L’Algérie et la Libye constituent des prolongements symboliques puis légaux de la métropole. Dans des proportions et à des époques différentes, les deux territoires sont envisagés comme des colonies de peuplement européen. De plus, l’Algérie est divisée en trois départements français en 1848, tandis que le décret-loi du 9 janvier 1939 ordonne que « les quatre provinces de la Libye font désormais partie intégrante du territoire du royaume d’Italie ». Les hommes et les femmes qui étaient installés dans ces régions avant les occupations françaises et italiennes et qui y sont demeurés sont qualifiés « d’indigènes ». Comme le rappelle Henry Solus dans son Traité de la condition des indigènes en droit privé : « Considéré en soi et dans sa signification générale, le mot indigène, en droit colonial français, sert à qualifier la population aborigène d’un territoire de colonisation qui a été soit annexé à la France, soit placé sous son protectorat, soit confié à son mandat. Il n’exprime qu’une situation de fait (les Anglais disent « natifs ») ; et il n’est en lui-même aucunement révélateur d’une qualité juridique déterminée ». Il sera employé dans la présente étude en ce sens. Les droits et coutumes des populations locales sont remplacés par les lois françaises et italiennes. Le statut personnel des indigènes qui ne possèdent pas la citoyenneté française ou la citoyenneté italienne fait partie des exceptions à cette politique et constitue, pour cette raison, notre champ de recherche. La notion de « statut personnel », empruntée au droit international privé, est entendue comme la loi qui régit l’état, la capacité et les relations de famille de la personne18. En Algérie et en Libye, elle concerne l’état civil, la capacité, le mariage et sa dissolution, et la filiation.

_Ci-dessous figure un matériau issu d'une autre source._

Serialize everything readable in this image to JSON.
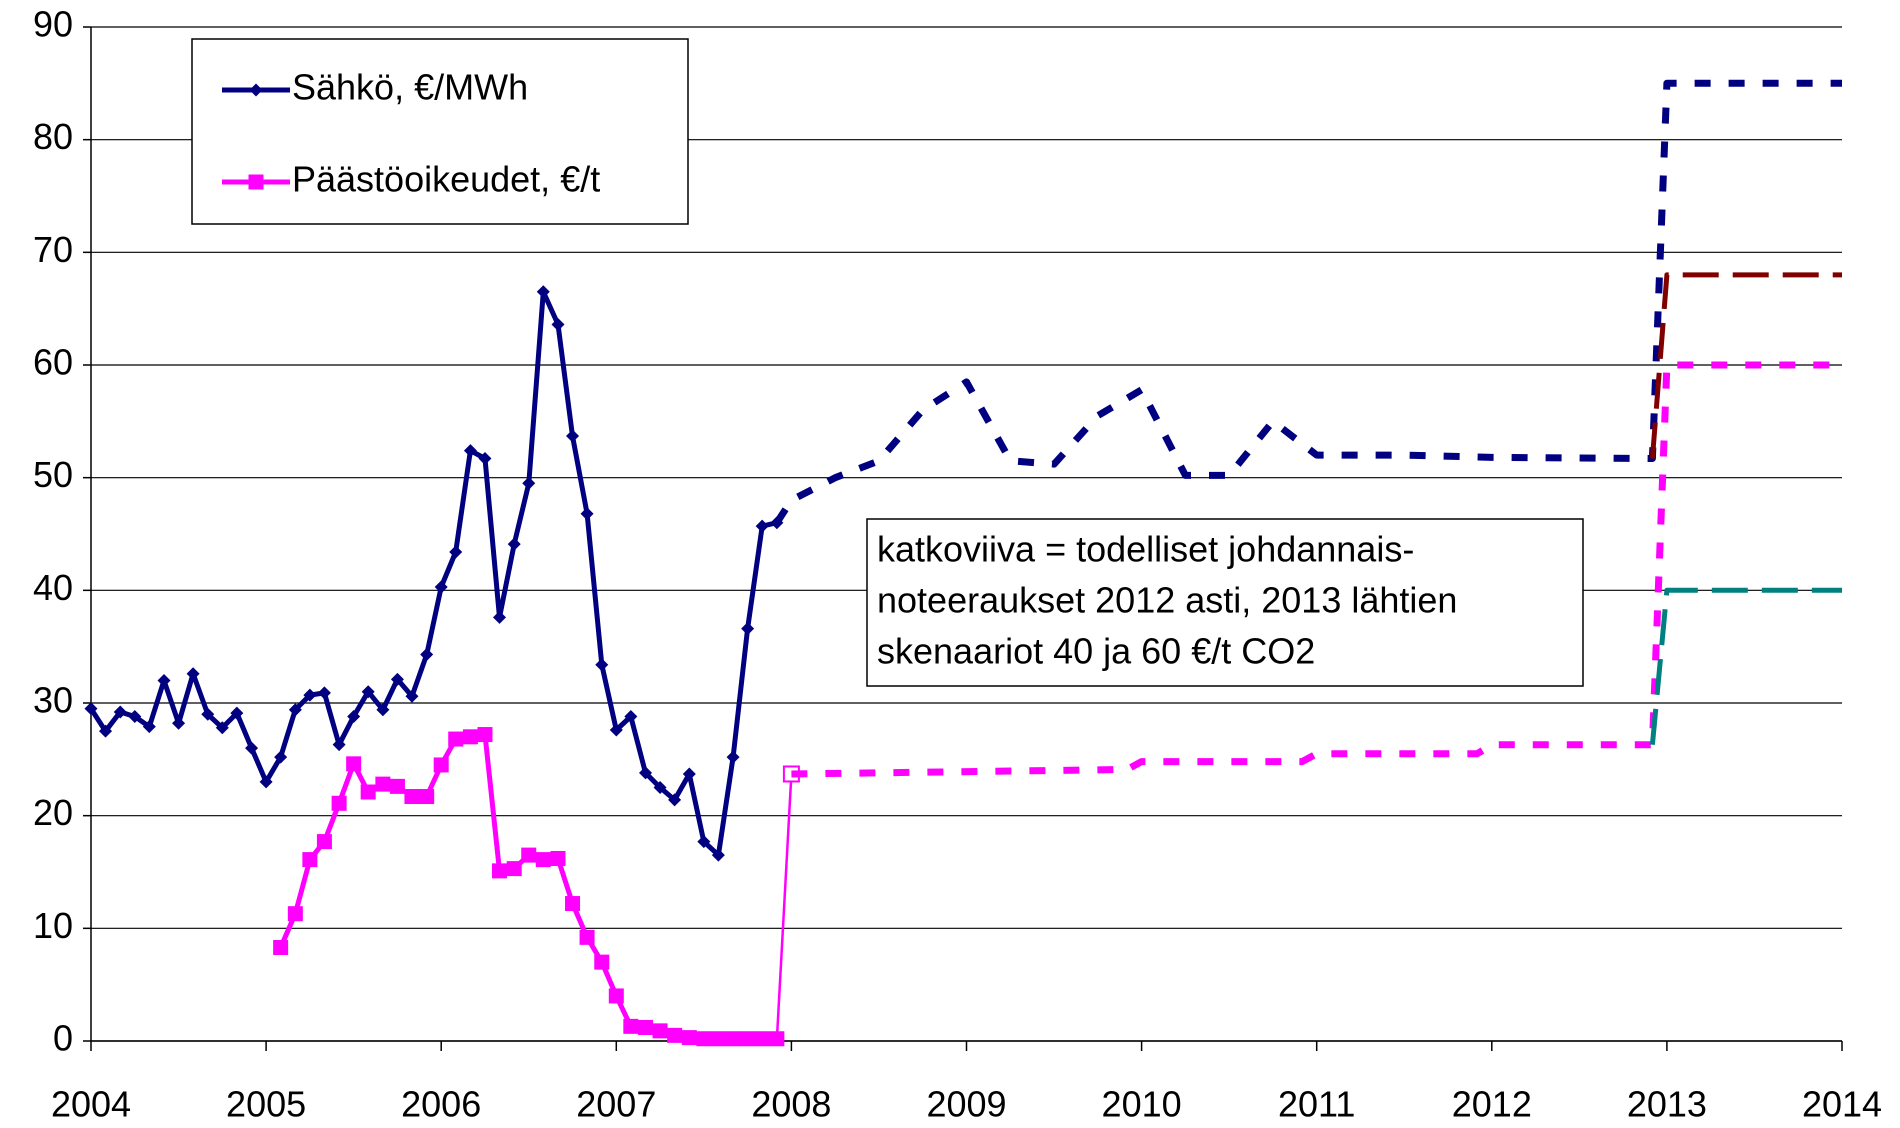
{
  "chart_data": {
    "type": "line",
    "xlim": [
      2004,
      2014
    ],
    "xticks": [
      2004,
      2005,
      2006,
      2007,
      2008,
      2009,
      2010,
      2011,
      2012,
      2013,
      2014
    ],
    "ylim": [
      0,
      90
    ],
    "yticks": [
      0,
      10,
      20,
      30,
      40,
      50,
      60,
      70,
      80,
      90
    ],
    "grid": true,
    "legend": "upper left",
    "annotation": [
      "katkoviiva = todelliset johdannais-",
      "noteeraukset 2012 asti, 2013 lähtien",
      "skenaariot 40 ja 60 €/t CO2"
    ],
    "series": [
      {
        "name": "Sähkö, €/MWh",
        "color": "#000080",
        "marker": "diamond",
        "style": "solid",
        "x": [
          2004,
          2004.083,
          2004.167,
          2004.25,
          2004.333,
          2004.417,
          2004.5,
          2004.583,
          2004.667,
          2004.75,
          2004.833,
          2004.917,
          2005,
          2005.083,
          2005.167,
          2005.25,
          2005.333,
          2005.417,
          2005.5,
          2005.583,
          2005.667,
          2005.75,
          2005.833,
          2005.917,
          2006,
          2006.083,
          2006.167,
          2006.25,
          2006.333,
          2006.417,
          2006.5,
          2006.583,
          2006.667,
          2006.75,
          2006.833,
          2006.917,
          2007,
          2007.083,
          2007.167,
          2007.25,
          2007.333,
          2007.417,
          2007.5,
          2007.583,
          2007.667,
          2007.75,
          2007.833,
          2007.917
        ],
        "values": [
          29.5,
          27.5,
          29.2,
          28.8,
          27.9,
          32,
          28.2,
          32.6,
          29,
          27.8,
          29.1,
          26,
          23,
          25.2,
          29.4,
          30.7,
          30.9,
          26.3,
          28.8,
          31,
          29.4,
          32.1,
          30.6,
          34.3,
          40.3,
          43.4,
          52.4,
          51.7,
          37.6,
          44.1,
          49.5,
          66.5,
          63.6,
          53.7,
          46.8,
          33.4,
          27.6,
          28.8,
          23.8,
          22.5,
          21.4,
          23.7,
          17.7,
          16.5,
          25.2,
          36.6,
          45.7,
          46
        ]
      },
      {
        "name": "Päästöoikeudet, €/t",
        "color": "#ff00ff",
        "marker": "square",
        "style": "solid",
        "x": [
          2005.083,
          2005.167,
          2005.25,
          2005.333,
          2005.417,
          2005.5,
          2005.583,
          2005.667,
          2005.75,
          2005.833,
          2005.917,
          2006,
          2006.083,
          2006.167,
          2006.25,
          2006.333,
          2006.417,
          2006.5,
          2006.583,
          2006.667,
          2006.75,
          2006.833,
          2006.917,
          2007,
          2007.083,
          2007.167,
          2007.25,
          2007.333,
          2007.417,
          2007.5,
          2007.583,
          2007.667,
          2007.75,
          2007.833,
          2007.917
        ],
        "values": [
          8.3,
          11.3,
          16.1,
          17.7,
          21.1,
          24.6,
          22.1,
          22.8,
          22.6,
          21.7,
          21.7,
          24.5,
          26.8,
          27,
          27.2,
          15.1,
          15.3,
          16.5,
          16.1,
          16.2,
          12.2,
          9.2,
          7,
          4,
          1.3,
          1.2,
          0.9,
          0.5,
          0.3,
          0.2,
          0.2,
          0.2,
          0.2,
          0.2,
          0.2
        ]
      },
      {
        "color": "#ff00ff",
        "marker": "open-square",
        "style": "thin",
        "x": [
          2007.917,
          2008
        ],
        "values": [
          0.2,
          23.7
        ]
      },
      {
        "color": "#000080",
        "style": "dotted",
        "x": [
          2007.917,
          2008,
          2008.25,
          2008.5,
          2008.75,
          2009,
          2009.25,
          2009.5,
          2009.75,
          2010,
          2010.25,
          2010.5,
          2010.75,
          2011,
          2011.5,
          2012,
          2012.917,
          2013,
          2014
        ],
        "values": [
          46,
          48,
          50,
          51.5,
          56,
          58.5,
          51.5,
          51.2,
          55.5,
          57.8,
          50.2,
          50.2,
          55,
          52,
          52,
          51.8,
          51.7,
          85,
          85
        ]
      },
      {
        "color": "#ff00ff",
        "style": "dotted",
        "x": [
          2008,
          2009.917,
          2010,
          2010.917,
          2011,
          2011.917,
          2012,
          2012.917,
          2013,
          2014
        ],
        "values": [
          23.7,
          24.1,
          24.8,
          24.8,
          25.5,
          25.5,
          26.3,
          26.3,
          60,
          60
        ]
      },
      {
        "color": "#800000",
        "style": "dashed",
        "x": [
          2012.917,
          2013,
          2014
        ],
        "values": [
          51.7,
          68,
          68
        ]
      },
      {
        "color": "#008080",
        "style": "dashed",
        "x": [
          2012.917,
          2013,
          2014
        ],
        "values": [
          26.3,
          40,
          40
        ]
      }
    ]
  }
}
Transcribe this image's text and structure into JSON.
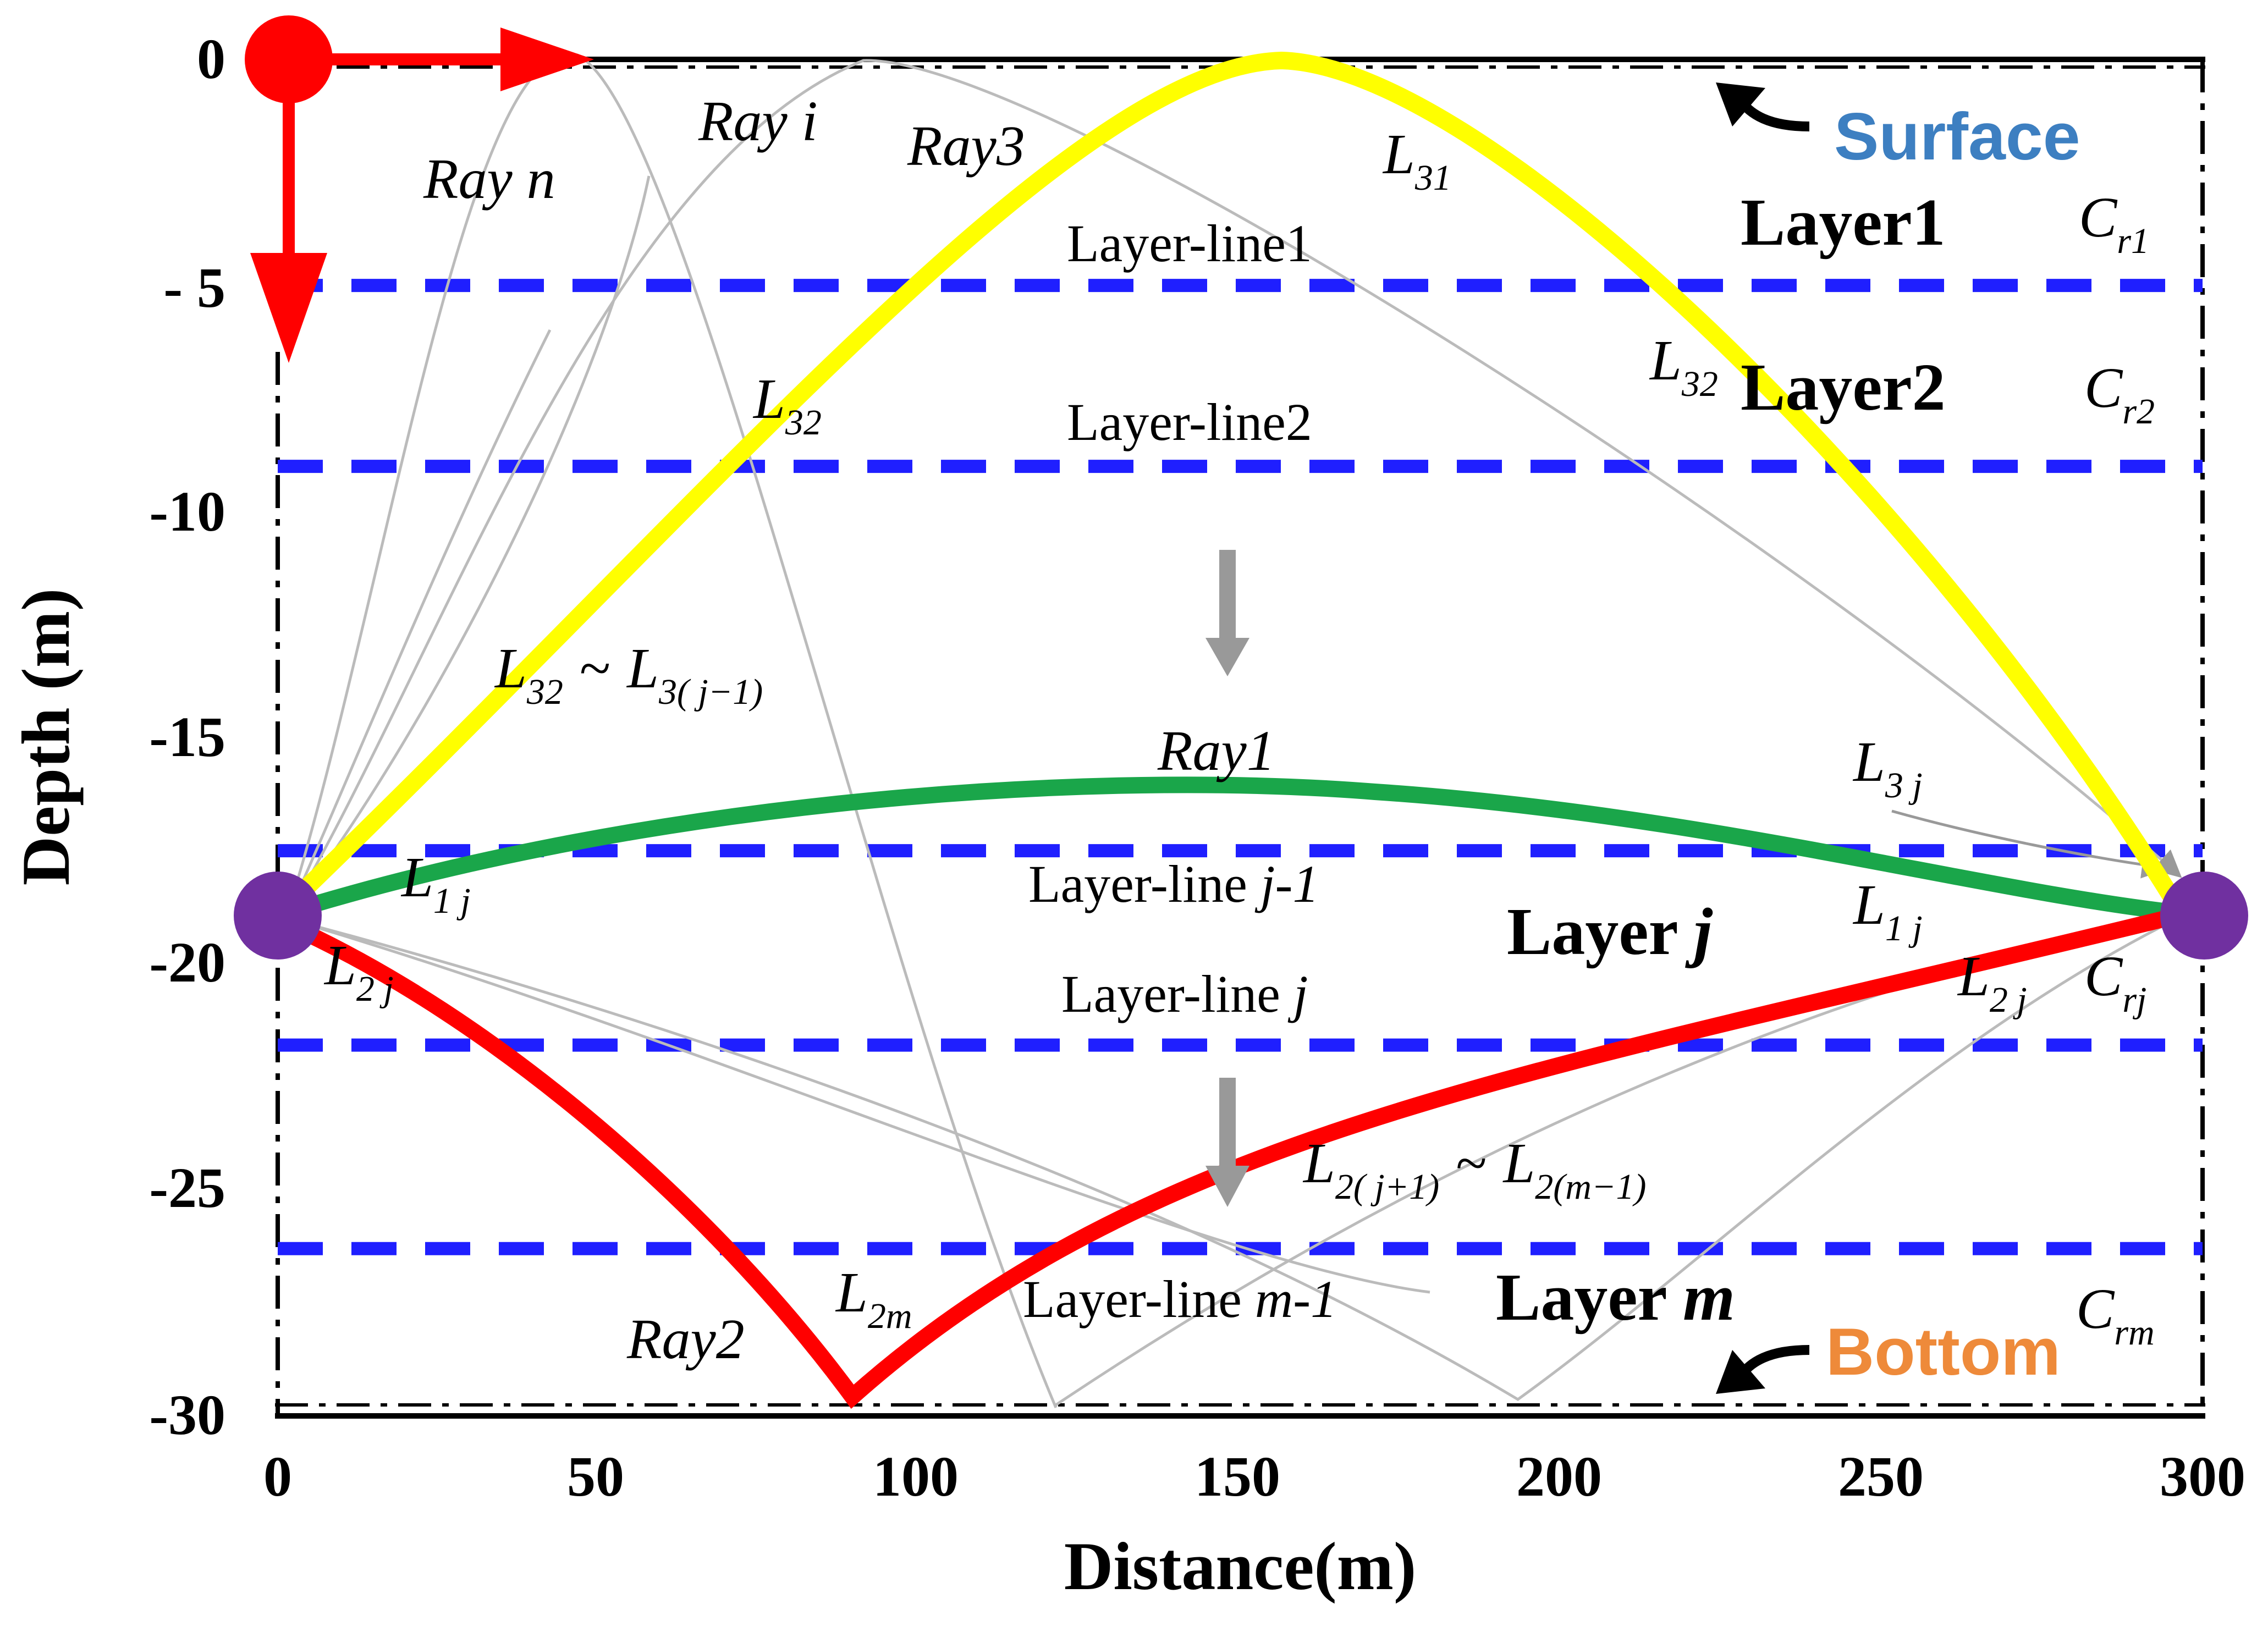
{
  "axes": {
    "x_title": "Distance(m)",
    "y_title": "Depth (m)",
    "x_ticks": [
      "0",
      "50",
      "100",
      "150",
      "200",
      "250",
      "300"
    ],
    "y_ticks": [
      "0",
      "- 5",
      "-10",
      "-15",
      "-20",
      "-25",
      "-30"
    ],
    "x_range": [
      0,
      300
    ],
    "y_range": [
      -30,
      0
    ]
  },
  "boundaries": {
    "surface": "Surface",
    "bottom": "Bottom",
    "surface_color": "#3d7fc1",
    "bottom_color": "#ee8a3a"
  },
  "layer_lines": {
    "line1": "Layer-line1",
    "line2": "Layer-line2",
    "line_j_minus_1_prefix": "Layer-line ",
    "line_j_minus_1_var": "j-1",
    "line_j_prefix": "Layer-line ",
    "line_j_var": "j",
    "line_m_minus_1_prefix": "Layer-line ",
    "line_m_minus_1_var": "m-1",
    "depths": [
      -5,
      -9,
      -17.5,
      -21.8,
      -26.3
    ],
    "color": "#1f1fff"
  },
  "layers": {
    "layer1": "Layer1",
    "layer2": "Layer2",
    "layer_j_prefix": "Layer ",
    "layer_j_var": "j",
    "layer_m_prefix": "Layer ",
    "layer_m_var": "m"
  },
  "rays": {
    "ray_n": "Ray n",
    "ray_i": "Ray i",
    "ray3": "Ray3",
    "ray1": "Ray1",
    "ray2": "Ray2",
    "ray3_color": "#ffff00",
    "ray1_color": "#1aa64a",
    "ray2_color": "#ff0000",
    "other_color": "#bbbbbb"
  },
  "segments": {
    "L31": {
      "main": "L",
      "sub": "31"
    },
    "L32_left": {
      "main": "L",
      "sub": "32"
    },
    "L32_right": {
      "main": "L",
      "sub": "32"
    },
    "L32_range": {
      "main": "L",
      "sub": "32",
      "tilde": "~",
      "main2": "L",
      "sub2": "3( j−1)"
    },
    "L3j": {
      "main": "L",
      "sub": "3 j"
    },
    "L1j_left": {
      "main": "L",
      "sub": "1 j"
    },
    "L1j_right": {
      "main": "L",
      "sub": "1 j"
    },
    "L2j_left": {
      "main": "L",
      "sub": "2 j"
    },
    "L2j_right": {
      "main": "L",
      "sub": "2 j"
    },
    "L2_range": {
      "main": "L",
      "sub": "2( j+1)",
      "tilde": "~",
      "main2": "L",
      "sub2": "2(m−1)"
    },
    "L2m": {
      "main": "L",
      "sub": "2m"
    }
  },
  "speeds": {
    "cr1": {
      "main": "C",
      "sub": "r1"
    },
    "cr2": {
      "main": "C",
      "sub": "r2"
    },
    "crj": {
      "main": "C",
      "sub": "rj"
    },
    "crm": {
      "main": "C",
      "sub": "rm"
    }
  },
  "markers": {
    "source_color": "#7030a0",
    "origin_color": "#ff0000",
    "source_depth": -19,
    "receiver_distance": 300
  }
}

Les règles du statut personnel sont parmi les seules dont le respect est légalement garanti. En Algérie et en Libye, les premières mesures d’organisation de la colonie, essentiellement dans le domaine de la justice, en assurent le maintien. C’est le cas de la capitulation du 5 juillet 1830 signée par le maréchal de Bourmont et le dey d’Alger, même si sa valeur juridique a parfois été contestée par la doctrine. En Libye, il s’agit du décret royal du 17 octobre 1912. Cette protection est réaffirmée par le décret royal du 20 mars 1913 n°289, sur l’organisation judiciaire de la Tripolitaine. Les populations qui jouissent en principe du respect de leurs statuts personnels en Algérie et en Libye sont régies principalement par le droit musulman, par le droit mosaïque ou par les coutumes kabyles. Le premier groupe est numériquement le plus nombreux. Les israélites sont pour leur part essentiellement implantés dans les villes les plus importantes. Enfin, les Kabyles sont implantés le long de la côte, à l’est d’Alger. La partie occidentale de la Kabylie, entièrement berbérophone, est nommée la « Grande Kabylie », et la partie orientale – berbérophone uniquement dans sa moitié – constitue la partie la plus petite. Les magistrats appliquent les coutumes kabyles uniquement dans la première zone. Le respect des statuts personnels locaux s’explique par l’essence de leurs règles. Leur  lien étroit avec la religion a engendré la crainte, chez les autorités coloniales, qu’en y portant atteinte, les populations se révoltent et, plus tard, que le monde musulman condamne leur action. Cette relation est quelque peu différente en Grande Kabylie. Les juristes considèrent que les coutumes kabyles sont plus malléables par nature, même si elles sont étroitement liées au droit musulman. De plus, dès les premiers temps de l’occupation, les autorités françaises tendent à considérer que les Kabyles sont plus facilement assimilables pour des raisons historiques qui ont été mises en évidence par Charles-Robert Ageron .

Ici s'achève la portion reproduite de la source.